La miseria
no conoce de colchones
Por Amelia María Doval
Si la imagen del che como parte de la compañía mercedes Benz fue un impacto que provocó la condena de la sociedad cubana en el exilio, no dejó de ser menos aberrante la visión de una noticia publicada en The Miami Herald. El presidente de City Furniture, Keith Koening, ha enviado a Cuba dos colchones para que el descanso del Papa sea lo suficientemente cómodo en su viaje a la isla.
Cuando un visitante llega a casa queremos, por costumbre, ofrecerle lo mejor y si somos descuidados optamos por barrer el centro para que no vea lo que en el diario vivir vamos dejando, eso exactamente están haciendo en Cuba. Lo curioso es que para ello se han apoyado en la comunidad cubana el exilio y en ciudadanos americanos que visualizando una entada mercantil en zona no explotada, van dejando huellas como carta de presentación.
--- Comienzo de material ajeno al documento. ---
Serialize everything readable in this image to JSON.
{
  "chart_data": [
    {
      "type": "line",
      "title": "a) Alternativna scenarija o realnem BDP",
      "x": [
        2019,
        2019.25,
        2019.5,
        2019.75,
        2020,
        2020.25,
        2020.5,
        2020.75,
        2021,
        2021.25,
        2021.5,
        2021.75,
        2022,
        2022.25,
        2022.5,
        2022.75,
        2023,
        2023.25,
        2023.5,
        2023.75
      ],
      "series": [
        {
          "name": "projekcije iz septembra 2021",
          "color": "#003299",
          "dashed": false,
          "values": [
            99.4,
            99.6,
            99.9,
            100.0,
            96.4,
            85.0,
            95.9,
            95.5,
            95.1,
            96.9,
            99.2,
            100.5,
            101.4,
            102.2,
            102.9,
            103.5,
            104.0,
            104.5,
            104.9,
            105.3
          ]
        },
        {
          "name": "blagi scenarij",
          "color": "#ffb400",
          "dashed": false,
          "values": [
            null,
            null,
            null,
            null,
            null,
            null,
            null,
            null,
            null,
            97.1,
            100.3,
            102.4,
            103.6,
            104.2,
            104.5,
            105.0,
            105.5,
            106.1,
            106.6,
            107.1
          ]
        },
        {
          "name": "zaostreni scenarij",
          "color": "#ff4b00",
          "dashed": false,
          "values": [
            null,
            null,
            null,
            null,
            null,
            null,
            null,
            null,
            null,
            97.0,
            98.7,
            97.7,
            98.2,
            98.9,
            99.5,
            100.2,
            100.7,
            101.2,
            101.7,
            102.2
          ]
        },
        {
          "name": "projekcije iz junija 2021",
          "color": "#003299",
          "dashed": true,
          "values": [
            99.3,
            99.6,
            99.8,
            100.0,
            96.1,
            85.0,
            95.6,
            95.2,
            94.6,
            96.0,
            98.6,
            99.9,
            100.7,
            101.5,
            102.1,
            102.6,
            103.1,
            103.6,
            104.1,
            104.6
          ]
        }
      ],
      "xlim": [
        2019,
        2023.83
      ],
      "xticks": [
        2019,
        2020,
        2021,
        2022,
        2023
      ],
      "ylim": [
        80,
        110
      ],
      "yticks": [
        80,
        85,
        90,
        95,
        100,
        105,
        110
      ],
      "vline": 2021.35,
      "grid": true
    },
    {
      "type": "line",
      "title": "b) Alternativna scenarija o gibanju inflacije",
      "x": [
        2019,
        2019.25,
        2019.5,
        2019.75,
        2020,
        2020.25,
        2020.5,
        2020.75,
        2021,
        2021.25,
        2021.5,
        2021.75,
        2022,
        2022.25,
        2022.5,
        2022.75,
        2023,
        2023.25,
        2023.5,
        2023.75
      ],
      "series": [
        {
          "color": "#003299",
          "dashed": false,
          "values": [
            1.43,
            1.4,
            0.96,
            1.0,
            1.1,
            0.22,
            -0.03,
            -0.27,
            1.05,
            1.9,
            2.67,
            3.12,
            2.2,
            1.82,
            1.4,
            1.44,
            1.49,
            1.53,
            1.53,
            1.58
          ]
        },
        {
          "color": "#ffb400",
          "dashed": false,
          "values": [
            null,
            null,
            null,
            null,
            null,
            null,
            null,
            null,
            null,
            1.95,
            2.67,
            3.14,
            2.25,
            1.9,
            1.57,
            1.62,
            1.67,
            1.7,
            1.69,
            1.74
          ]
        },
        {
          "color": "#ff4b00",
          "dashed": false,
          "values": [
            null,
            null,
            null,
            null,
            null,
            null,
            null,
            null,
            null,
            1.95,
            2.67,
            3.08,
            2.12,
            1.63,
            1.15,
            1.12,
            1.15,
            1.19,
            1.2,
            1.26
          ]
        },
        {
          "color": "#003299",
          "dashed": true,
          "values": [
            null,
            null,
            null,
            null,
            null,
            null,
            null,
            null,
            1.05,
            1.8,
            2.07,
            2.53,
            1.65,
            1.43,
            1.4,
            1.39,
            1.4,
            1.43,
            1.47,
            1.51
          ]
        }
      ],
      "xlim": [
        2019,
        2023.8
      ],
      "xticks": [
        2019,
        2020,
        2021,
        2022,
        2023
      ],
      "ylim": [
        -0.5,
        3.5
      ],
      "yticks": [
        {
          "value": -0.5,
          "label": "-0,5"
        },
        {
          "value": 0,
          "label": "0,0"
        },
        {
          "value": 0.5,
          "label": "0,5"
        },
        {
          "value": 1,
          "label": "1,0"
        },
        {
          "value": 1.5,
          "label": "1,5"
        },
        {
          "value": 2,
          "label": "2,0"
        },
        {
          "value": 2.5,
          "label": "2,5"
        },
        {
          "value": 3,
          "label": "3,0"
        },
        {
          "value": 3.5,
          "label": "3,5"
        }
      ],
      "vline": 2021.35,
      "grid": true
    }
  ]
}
No estoy en contra de ofrecer agasajos al Papa Benedicto XVI, estoy haciendo uso de mis derechos como ciudadana del mundo y como cubana para reclamar la necesidad de hablar con la verdad. ¿Conocerán en algún momento los embajadores de buena voluntad que propician el peregrinaje, las carencias de los cubanos? ¿Sabrán ellos que en Cuba una familia trabajadora, universitaria, de buena conducta, intachables seres humanos con deseos de aportar a la sociedad descansan cada noche en un colchón que puede tener más de 60 años de uso ininterrumpido y sobre el cual han dormido tres y cuatro generaciones? ¿Podrán imaginar los visitantes de pocos días que ha habido niños cubanos que al nacer han dormido dentro de una gaveta de un mueble familiar, por falta de cuna?
Estas no son palabras agrias, son imágenes reales que aún se guardan en la memoria. Podría preguntarle al señor Keith Koening y su esposa si conocen que el llamado pimpampum, una estructura metálica que sostiene una lona, ha servido durante generaciones de única versión de cama para muchos cubanos, motivo por el cual el padecimiento de columna y la presencia de escoliosis son generalizadas en la población.
Tener una "colchoneta", minúsculo colchón de dos pulgadas de ancho, pudo ser un lujo para algunos, y en el campo descansar en hamacas de sacos de yute no constituye un recuerdo ni un placer, sino el único mueble de un cuarto. En algunos lugares, no lejos del lugar donde se reunirán los feligreses, hay familias que se turnan porque de noche no todos caben en el mismo espacio, ni en la misma cama.
En cualquier casa cubana podemos encontrar un viejo colchón de muelles que en un acto de auténtica rebeldía ha dado rienda suelta a los alambres, dejando un orificio por el que escapa la "guata" convertida en bloques de una dureza indescriptible. La "corteza" que cubre esa reliquia ha sufrido el peso de múltiples cuerpos que han dejado su huella dentro de sus hilos. Estas son las esperpénticas instantáneas que jamás se muestran por pudor, por orgullo y porque tenemos un sistema muy hábil en sus maneras de ocultar la miseria.
Todos los ciudadanos del mundo tenemos el derecho de ansiar estar cerca de la figura papal, no importa el lugar donde se encuentre; lo incorrecto es permitir con nuestra presencia y silencio que se afiance la imagen de desarrollo, igualdad y respeto dentro de un país que vaga con su desgracia al hombro, porque no ha reconocido otra manera de vivir. Entonces nos preguntamos cómo el pueblo cubano es incapaz de levantar su voz en contra de quienes lo pisotean, la respuesta está ante nosotros: pocos han venido a criticar el régimen, sino a aplaudirlo, pocos han llegado a descubrir la verdad sino a echar sobre ella el polvo de la duda, quién nos va a creer, quién no va a extender la mano cuando estemos a punto de caer.
Dios no castiga, enseña. Nuestros gritos han sido silencio y es que el dolor del pecado de sumisión no nos ha permitido alzar la cabeza para que la voz salga más allá del pecho. Un pueblo privado del derecho de creer y agradecer, hoy se reúne bajo el sol y el calor, vestido con su miserable vida para en el silencio de la cobardía pedir por un instante de vida. Confiemos en que la presencia del Papa Benedicto XVI sea una razón y no un aplauso unánime de aceptación que implique más años de morir sin esperanzas.